1. Winter - Len Deighton - 7/10
I was born in 1961, and the 1980s coincided largely with my 20s. I was living at home in Manchester, with an hour or longer commute five days a week on public transport, so loads of time to read. I was intrigued to get hold of Peter Wright's
Spycatcher, which was banned because of its sensitive content and details of covert MI5 operations and spycraft. I eventually got a copy, and was soon hooked on espionage, the Cold War, and spy fiction.
Len Deighton was one of my favourite spy fiction writers back in the eighties, and I devoured his Berlin Game, Set and Match trilogy, followed by his Hook, Line and Sinker trilogy, and then his Faith, Hope and Charity trilogy. All excellent books.
Winter was first published in 1987, and it claimed to be a family history of the Winter family of Berlin, whose later generations were prominent in the nine book series.
And it is just what it claimed to be. Many of the family names from the nine books are featured here. We watch their families and characters develop between 1900 and 1945, in the build up to two world wars. We see the young boys as combatants in WW1, and we see them during WW2, and after WW2, as lawyers representing opposite sides in the Nuremberg trials.
It's a really good book, as it brings a different perspective to WW2 especially. The characters are well described. The plots are realistic. The main family goes through some very complex relationships that brings in Americans and Jews, and plenty of tensions that you would expect as the story reaches its conclusion in the 1940s.

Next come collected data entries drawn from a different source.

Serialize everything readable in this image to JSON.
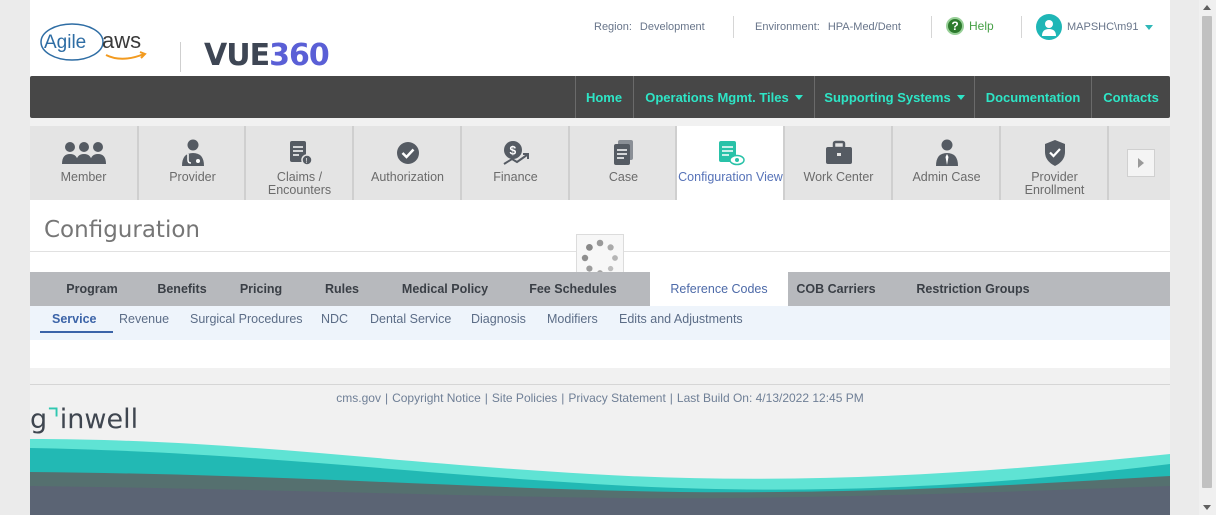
{
  "header": {
    "logo_agile_text": "Agile",
    "logo_aws_text": "aws",
    "logo_vue_text": "VUE",
    "logo_vue_num": "360",
    "region_label": "Region:",
    "region_value": "Development",
    "environment_label": "Environment:",
    "environment_value": "HPA-Med/Dent",
    "help_label": "Help",
    "user_label": "MAPSHC\\m91"
  },
  "nav": {
    "items": [
      {
        "label": "Home"
      },
      {
        "label": "Operations Mgmt. Tiles"
      },
      {
        "label": "Supporting Systems"
      },
      {
        "label": "Documentation"
      },
      {
        "label": "Contacts"
      }
    ]
  },
  "tiles": [
    {
      "label": "Member",
      "icon": "members-icon"
    },
    {
      "label": "Provider",
      "icon": "provider-icon"
    },
    {
      "label": "Claims / Encounters",
      "icon": "claims-icon"
    },
    {
      "label": "Authorization",
      "icon": "check-circle-icon"
    },
    {
      "label": "Finance",
      "icon": "finance-icon"
    },
    {
      "label": "Case",
      "icon": "case-icon"
    },
    {
      "label": "Configuration View",
      "icon": "configuration-icon"
    },
    {
      "label": "Work Center",
      "icon": "briefcase-icon"
    },
    {
      "label": "Admin Case",
      "icon": "admin-icon"
    },
    {
      "label": "Provider Enrollment",
      "icon": "shield-check-icon"
    }
  ],
  "page": {
    "title": "Configuration"
  },
  "tabs": [
    {
      "label": "Program"
    },
    {
      "label": "Benefits"
    },
    {
      "label": "Pricing"
    },
    {
      "label": "Rules"
    },
    {
      "label": "Medical Policy"
    },
    {
      "label": "Fee Schedules"
    },
    {
      "label": "Reference Codes"
    },
    {
      "label": "COB Carriers"
    },
    {
      "label": "Restriction Groups"
    }
  ],
  "subtabs": [
    {
      "label": "Service"
    },
    {
      "label": "Revenue"
    },
    {
      "label": "Surgical Procedures"
    },
    {
      "label": "NDC"
    },
    {
      "label": "Dental Service"
    },
    {
      "label": "Diagnosis"
    },
    {
      "label": "Modifiers"
    },
    {
      "label": "Edits and Adjustments"
    }
  ],
  "footer": {
    "links": [
      {
        "label": "cms.gov"
      },
      {
        "label": "Copyright Notice"
      },
      {
        "label": "Site Policies"
      },
      {
        "label": "Privacy Statement"
      }
    ],
    "build_label": "Last Build On: 4/13/2022 12:45 PM",
    "brand_prefix": "g",
    "brand_mark": "⌝",
    "brand_suffix": "inwell"
  },
  "colors": {
    "accent_teal": "#2ee5c6",
    "nav_bg": "#474747",
    "active_tile_text": "#5773b8",
    "tab_bar_bg": "#b7b9bd"
  }
}
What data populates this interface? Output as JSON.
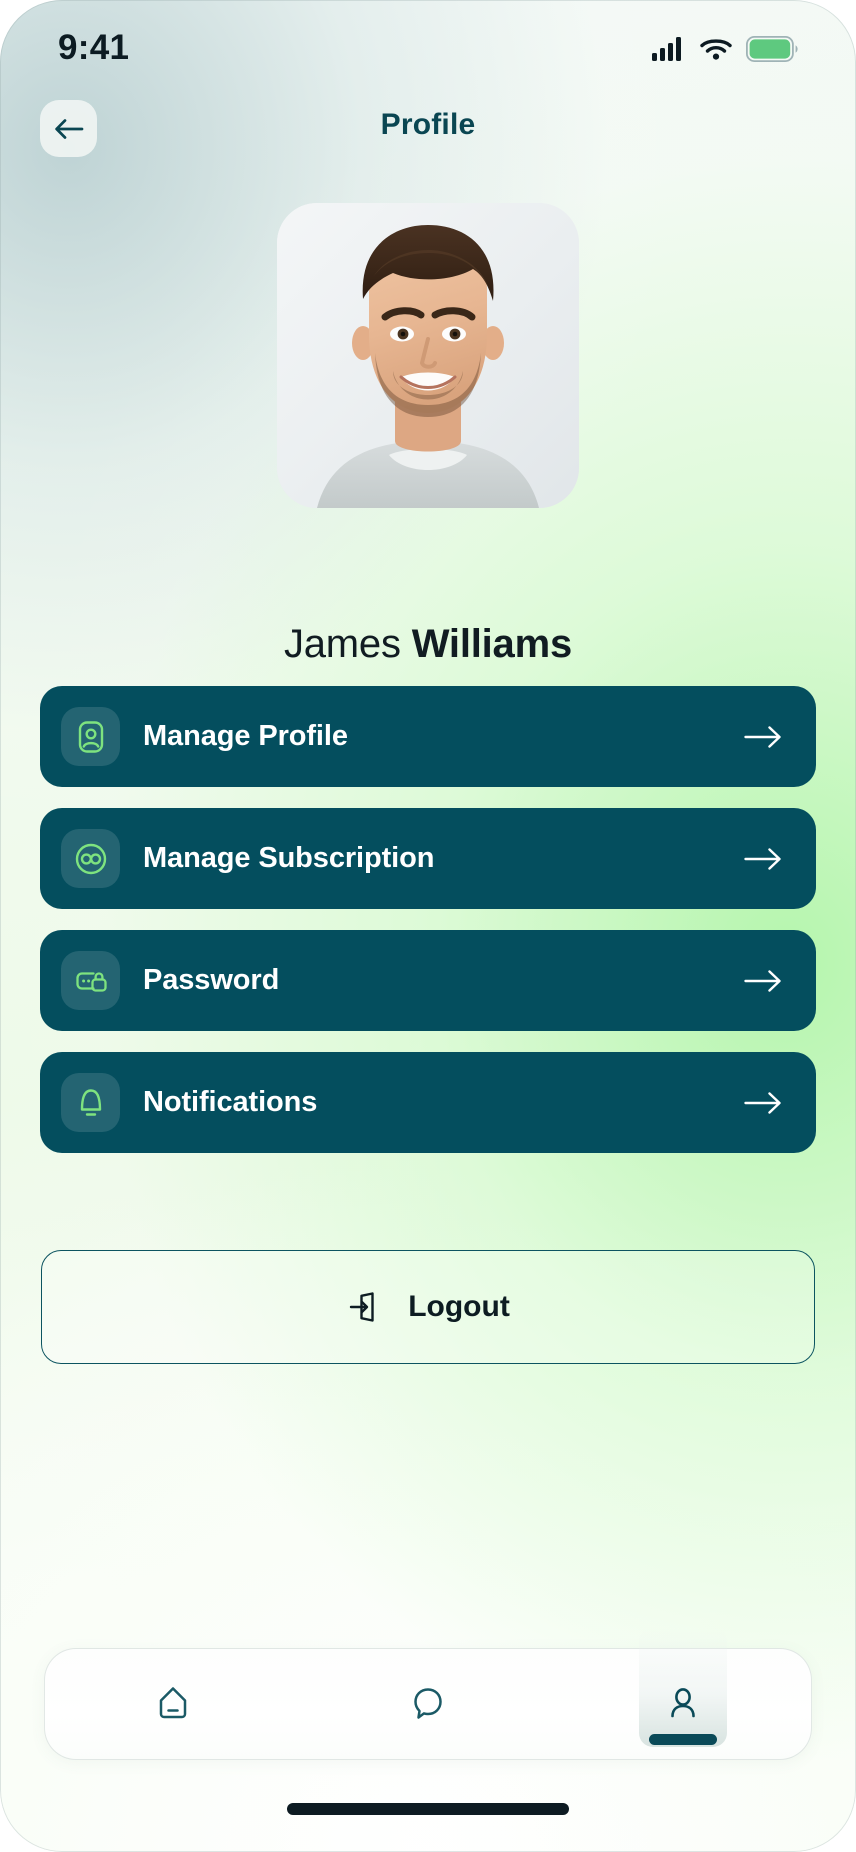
{
  "status_bar": {
    "time": "9:41",
    "icons": [
      "cellular-signal-icon",
      "wifi-icon",
      "battery-icon"
    ],
    "battery_color": "#5ec97f"
  },
  "header": {
    "title": "Profile",
    "back_icon": "arrow-left-icon",
    "title_color": "#0a4652"
  },
  "profile": {
    "avatar_alt": "user-photo",
    "first_name": "James",
    "last_name": "Williams"
  },
  "menu": {
    "items": [
      {
        "label": "Manage Profile",
        "icon": "user-card-icon",
        "arrow": "arrow-right-icon"
      },
      {
        "label": "Manage Subscription",
        "icon": "infinity-icon",
        "arrow": "arrow-right-icon"
      },
      {
        "label": "Password",
        "icon": "password-lock-icon",
        "arrow": "arrow-right-icon"
      },
      {
        "label": "Notifications",
        "icon": "bell-icon",
        "arrow": "arrow-right-icon"
      }
    ],
    "item_bg": "#044e5e",
    "icon_color": "#7ee37f",
    "label_color": "#ffffff"
  },
  "logout": {
    "label": "Logout",
    "icon": "logout-arrow-icon",
    "border_color": "#0c5460"
  },
  "tabbar": {
    "tabs": [
      {
        "name": "home",
        "icon": "home-icon",
        "active": false
      },
      {
        "name": "chat",
        "icon": "chat-bubble-icon",
        "active": false
      },
      {
        "name": "profile",
        "icon": "person-icon",
        "active": true
      }
    ],
    "active_indicator_color": "#0a4a58"
  }
}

Although it is a prequel to the nine spy books, it makes a lot of sense to me to read this as a history of the families I had already read about. So for that reason, I score this a 7. I would definitely recommend this to anyone that has read some of the earlier trilogies, but not to someone unfamiliar with the Samsons and Rensselaers of the earlier books.
Does reading this make me want to revisit the other books? I don't think so. They were good at the time, but probably a bit dated now.